Although it ended in murder, and many people who like to pronounce on such things have said that my
brothers' entire existence was a form of slow murder, they did enjoy happier tunes. It is not an easy
matter for any of us to weigh up the balance of joy and sadness in another life, even one as close as my
brothers' was to mine. Perhaps when we grow up we should not be so concerned with judging such
things, but simply get on with the job.
When Tom and Barry were young lads, they did not realize that they were marked out from all other
children. One thing was as strange to them as another, all was accepted without questioning. Father took
us to live on L'Estrange Head when mother died, at which age I was only a tot of three and the boys
mere babies. In the wild surroundings of the Head, we children were thoroughly at home. We all loved
this beautiful spot in which I still remain. I'm thankful they returned to the Head in the end, before the last
act of their tragedy was played out.
We could name all the plants growing on the Head, thanks to the teaching of our father. Down in the salt
marshes, where the land is still regularly washed by the tides, grows a plant called the grass wrack. The
wreck is often immersed in the sea for long periods. It can even flower under the water, and nature so
provides for it that its pollen is water-borne. I often think of that humble plant in connection with my dead
brothers. They also had their flowering, however submerged it might have been.
Nobody can deny that our family, the Howes, and the neighbours on the mainland, with few exceptions,
looked on poor Tom and Barry as a stigma, a freak of nature. The boys, poor innocent mites, were
never properly forgiven because mother - who was greatly liked by everyone - died in giving birth to
them. At the height of the boys' fame, when they were universally popular, the feelings against them
changed to feelings of pride. But there was never any real concern for their terrible situation and, when
the end came, back came the old disgrace. Ever since, I have known ostracism, useless to deny it.

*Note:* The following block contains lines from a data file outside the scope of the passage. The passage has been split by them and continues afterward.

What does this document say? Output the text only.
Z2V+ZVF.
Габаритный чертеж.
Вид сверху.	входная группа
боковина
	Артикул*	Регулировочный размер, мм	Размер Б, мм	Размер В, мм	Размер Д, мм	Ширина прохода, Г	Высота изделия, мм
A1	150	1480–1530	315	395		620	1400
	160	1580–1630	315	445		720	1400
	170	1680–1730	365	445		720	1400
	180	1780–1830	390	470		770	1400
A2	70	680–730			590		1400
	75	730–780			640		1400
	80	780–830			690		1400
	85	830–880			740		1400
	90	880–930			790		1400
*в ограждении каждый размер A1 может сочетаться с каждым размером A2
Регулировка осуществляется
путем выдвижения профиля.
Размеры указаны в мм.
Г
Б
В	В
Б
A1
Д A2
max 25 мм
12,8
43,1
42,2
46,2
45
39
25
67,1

Laura Ashworth, who played a positive part in the life of Tom and Barry, would perhaps say that the
only shame lay in feeling shame, in these enlightened days. But it must be remembered that we live in a
remote and backward part of the country, and that the Howes had their origins here. Little has changed
on the coast of which L'Estrange Head forms part. Indeed, there has been recession rather than
progress, for my Aunt Hetty has told me how Deep-dale Staithe was a fine harbour in her young day,
until the channel silted up. It would be impossible for a grain boat to navigate now.
Of course, with my brothers' lives always beside me, as it were, I am still torn with emotion when I let
myself dwell on it. I was unable to write their story myself, not only because of strong feelings but through
my incapacity as an author; so I have put together what has been said by others concerned in the drama.

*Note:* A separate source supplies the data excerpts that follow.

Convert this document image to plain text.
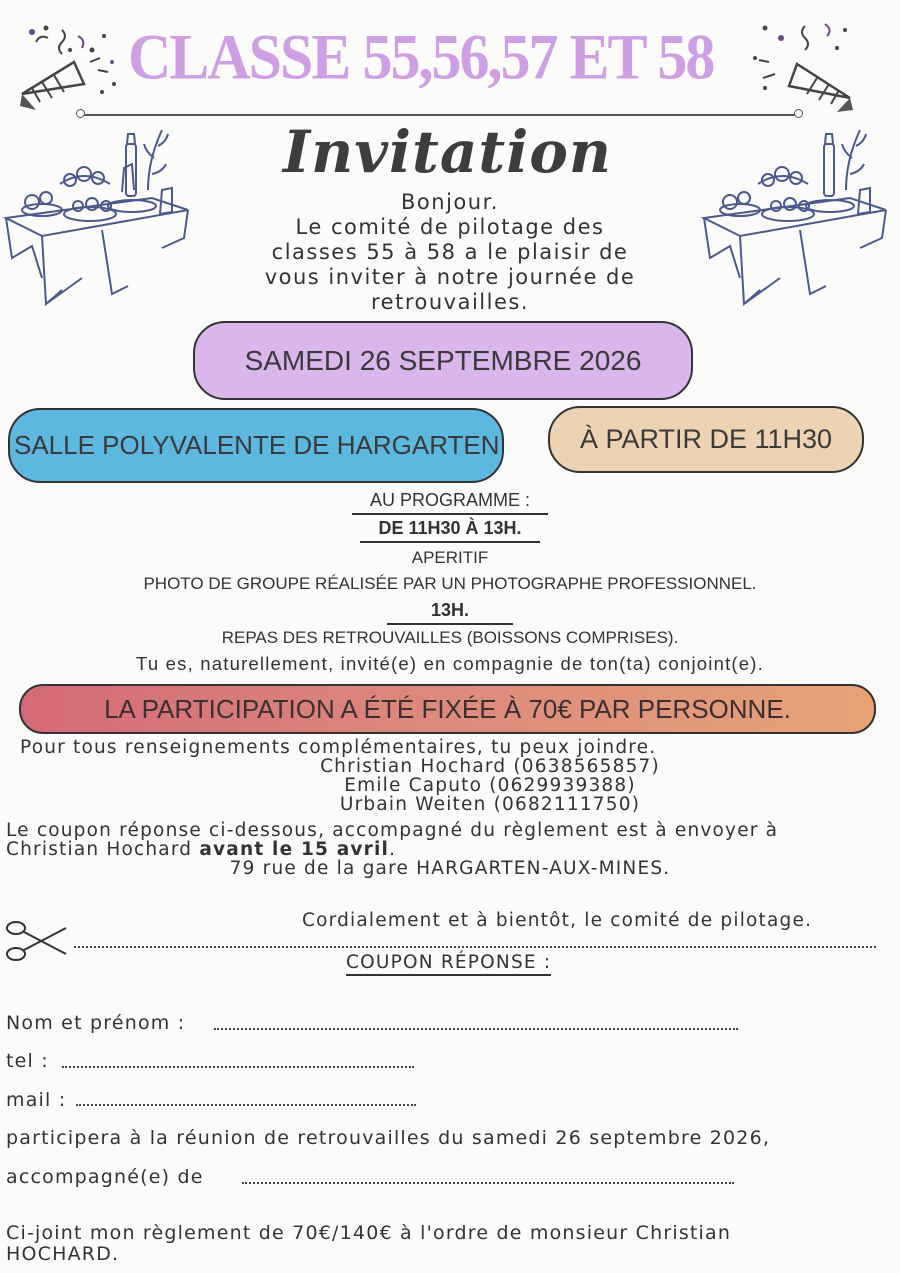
CLASSE 55,56,57 ET 58
Invitation
Bonjour.
Le comité de pilotage des
classes 55 à 58 a le plaisir de
vous inviter à notre journée de
retrouvailles.
SAMEDI 26 SEPTEMBRE 2026
SALLE POLYVALENTE DE HARGARTEN	À PARTIR DE 11H30
AU PROGRAMME :
DE 11H30 À 13H.
APERITIF
PHOTO DE GROUPE RÉALISÉE PAR UN PHOTOGRAPHE PROFESSIONNEL.
13H.
REPAS DES RETROUVAILLES (BOISSONS COMPRISES).
Tu es, naturellement, invité(e) en compagnie de ton(ta) conjoint(e).
LA PARTICIPATION A ÉTÉ FIXÉE À 70€ PAR PERSONNE.
Pour tous renseignements complémentaires, tu peux joindre.
Christian Hochard (0638565857)
Emile Caputo (0629939388)
Urbain Weiten (0682111750)
Le coupon réponse ci-dessous, accompagné du règlement est à envoyer à
Christian Hochard avant le 15 avril.
79 rue de la gare HARGARTEN-AUX-MINES.
Cordialement et à bientôt, le comité de pilotage.
COUPON RÉPONSE :
Nom et prénom :
tel :
mail :
participera à la réunion de retrouvailles du samedi 26 septembre 2026,
accompagné(e) de
Ci-joint mon règlement de 70€/140€ à l'ordre de monsieur Christian
HOCHARD.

Going through the pages that result, I can only reflect that Tom could have become a happy man but for
the last twist of ill fate. Most of his life was still before him. As for Barry ' there was so much more to him
than the anger and violence on which many people have dwelt. Barry hated his fate even more than Tom;
yet hatred was not the only feature of his nature, by any means.
As for 'the other'... I'm long over my horror now, and think of it as one more grain ship that never sailed.

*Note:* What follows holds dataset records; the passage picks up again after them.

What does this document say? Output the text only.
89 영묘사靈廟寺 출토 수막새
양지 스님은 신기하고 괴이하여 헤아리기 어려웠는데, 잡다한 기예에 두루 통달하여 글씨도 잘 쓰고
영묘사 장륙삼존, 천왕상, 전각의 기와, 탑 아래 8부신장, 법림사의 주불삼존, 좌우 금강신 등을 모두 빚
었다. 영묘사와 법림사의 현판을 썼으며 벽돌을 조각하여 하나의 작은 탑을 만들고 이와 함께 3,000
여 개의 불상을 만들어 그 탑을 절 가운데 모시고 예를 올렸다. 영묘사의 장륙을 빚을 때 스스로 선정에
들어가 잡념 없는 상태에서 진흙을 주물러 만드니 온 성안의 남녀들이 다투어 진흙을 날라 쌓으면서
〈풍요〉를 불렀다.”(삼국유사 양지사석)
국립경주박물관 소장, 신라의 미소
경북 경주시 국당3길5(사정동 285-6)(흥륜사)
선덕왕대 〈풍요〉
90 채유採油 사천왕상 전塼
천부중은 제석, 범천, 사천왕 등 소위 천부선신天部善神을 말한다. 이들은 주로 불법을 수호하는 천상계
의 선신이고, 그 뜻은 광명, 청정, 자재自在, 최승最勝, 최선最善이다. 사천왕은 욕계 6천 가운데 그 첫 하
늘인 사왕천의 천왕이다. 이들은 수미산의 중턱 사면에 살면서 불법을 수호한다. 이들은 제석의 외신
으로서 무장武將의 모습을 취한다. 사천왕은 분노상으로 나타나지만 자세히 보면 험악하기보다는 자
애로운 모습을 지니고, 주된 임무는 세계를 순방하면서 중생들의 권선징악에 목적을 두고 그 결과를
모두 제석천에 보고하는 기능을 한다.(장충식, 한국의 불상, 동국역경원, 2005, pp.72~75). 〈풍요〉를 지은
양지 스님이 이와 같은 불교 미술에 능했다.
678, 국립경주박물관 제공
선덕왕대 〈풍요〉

'The other's' channel to the sea was silted up even before it came into being. Pity seems to be more
appropriate than fear or shame.
Here I wish to thank all who contributed to the narrative, with particular thanks to Laura Ashworth for
her counsel and to Mr Henry Couling for financial aid. I thank Paul Day for permission to publish
excerpts from his songs.
I also have to thank John James Loomis of the Canadian Broadcasting Authority for permission to
include part of a taped interview made in connection with his TV biography, 'Bang-Bang You're Deadly'.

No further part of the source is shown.